The original Oldboy is not an easy movie to take, at least from an American perspective. There is mass cruelty and rape and vulgarity and violence (including not one, but two “tooth torture” sequences that rival anything you might’ve seen in Marathon Man or American History X). This, of course, opened the door for Spike Lee – a director who remains equal parts luminous and maddening – to direct his own English-speaking version of the film (a critical flop, if ever there was one). Chan-wook Park‘s Oldboy succeeds because there is beauty in the butchery, poetry in each passing blow, all of it wrapped inside a treatise about sex and death and the choices people make once they have been locked inside a box. These four quotes encapsulate what Chan-wook Park was after via this movie, and why the joy of watching Oldboy is more about mass metaphor
than malice:
- “The TV is both a clock and a calendar. It’s your school, your home, your church, your friend and your lover.” While that statement might require an update, truer words have not been uttered. We are slaves to mass technology, consumers in the manufactured sense. We believe what we believe because the media – in all its forms – lets us know what’s deemed acceptable. As Don Draper once put it, “You know what happiness is? Happiness is the smell of a new car. It’s freedom from fear. It’s a billboard on the side of the road that screams with reassurance that whatever you’re doing, it’s OK.” That’s what happiness is, despite whatever pipe dream Pharrell Williams might be hawking.
- “Remember this: Be it a rock or a grain of sand, in water they sink as the same.” One might recall a few weeks back when rapper T.I. and Floyd Mayweather came to blows inside a Vegas Fatburger over a personal disagreement involving T.I.’s Tiny (Allow yourself a moment to let that statement settle in). In the aftermath, 50 Cent, who’s maintained a long-standing beef with Mr. Mayweather, took to social media, insisting, “Your upper-cut ain’t gonna mean shit when niggers start shootin’.” Therein lies the wisdom of the boulder and the grain of sand. It’s a reminder that while people may be separated by tax bracket, social status, birth right or physicality, every one of us is still susceptible once the stakes are raised to life and death.

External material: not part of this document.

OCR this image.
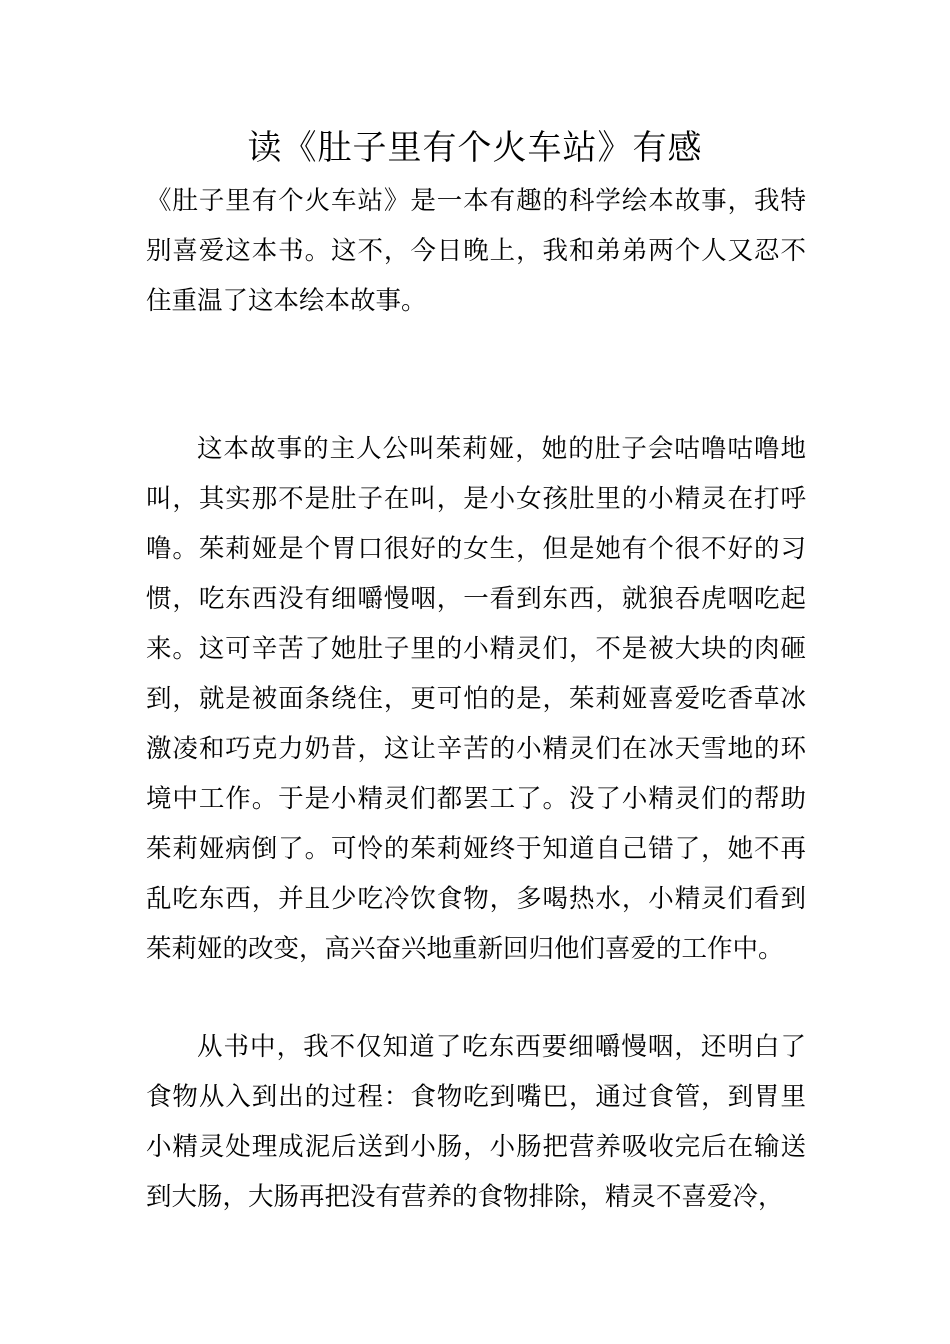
读《肚子里有个火车站》有感

《肚子里有个火车站》是一本有趣的科学绘本故事，我特别喜爱这本书。这不，今日晚上，我和弟弟两个人又忍不住重温了这本绘本故事。

这本故事的主人公叫茱莉娅，她的肚子会咕噜咕噜地叫，其实那不是肚子在叫，是小女孩肚里的小精灵在打呼噜。茱莉娅是个胃口很好的女生，但是她有个很不好的习惯，吃东西没有细嚼慢咽，一看到东西，就狼吞虎咽吃起来。这可辛苦了她肚子里的小精灵们，不是被大块的肉砸到，就是被面条绕住，更可怕的是，茱莉娅喜爱吃香草冰激凌和巧克力奶昔，这让辛苦的小精灵们在冰天雪地的环境中工作。于是小精灵们都罢工了。没了小精灵们的帮助茱莉娅病倒了。可怜的茱莉娅终于知道自己错了，她不再乱吃东西，并且少吃冷饮食物，多喝热水，小精灵们看到茱莉娅的改变，高兴奋兴地重新回归他们喜爱的工作中。

从书中，我不仅知道了吃东西要细嚼慢咽，还明白了食物从入到出的过程：食物吃到嘴巴，通过食管，到胃里小精灵处理成泥后送到小肠，小肠把营养吸收完后在输送到大肠，大肠再把没有营养的食物排除，精灵不喜爱冷，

- “They say that people shrivel up because of their imaginations. So don’t imagine anything. You’ll become brave as hell.” There is nothing new about this sentiment, delivered prior to the would-be extraction of Dae-su’s teeth. The idea has been echoed throughout pop culture, from Agent Cooper – in David Lynch’s Twin Peaks – declaring, “All things considered, being shot is not as bad as I always thought it would be, as long as you can keep the fear from your mind,” to Bob Dylan, who once reacted to a death threat – in D.A. Pennebacker’s Don’t Look Back – by saying, “I don’t mind being shot, man. But I don’t dig being told about it.” It is the thought, rather than the injury, that intensifies the pain. This is what lies at the root of all anxiety, the notion constant dread is eons worse than any beating.
- “One word makes you pregnant, another makes you fall in love.” “One pill makes you larger/and one pill makes you small,” quoteth Grace Slick of the Jefferson Airplane. At its core, Oldboy is – at least partially – about the power of suggestion. This quote delivered toward the end of the film crystallizes what that power means in the most uncharitable of terms.
(The original Oldboy is currently streaming via Netflix. Spike Lee’s version will be available June 18th.)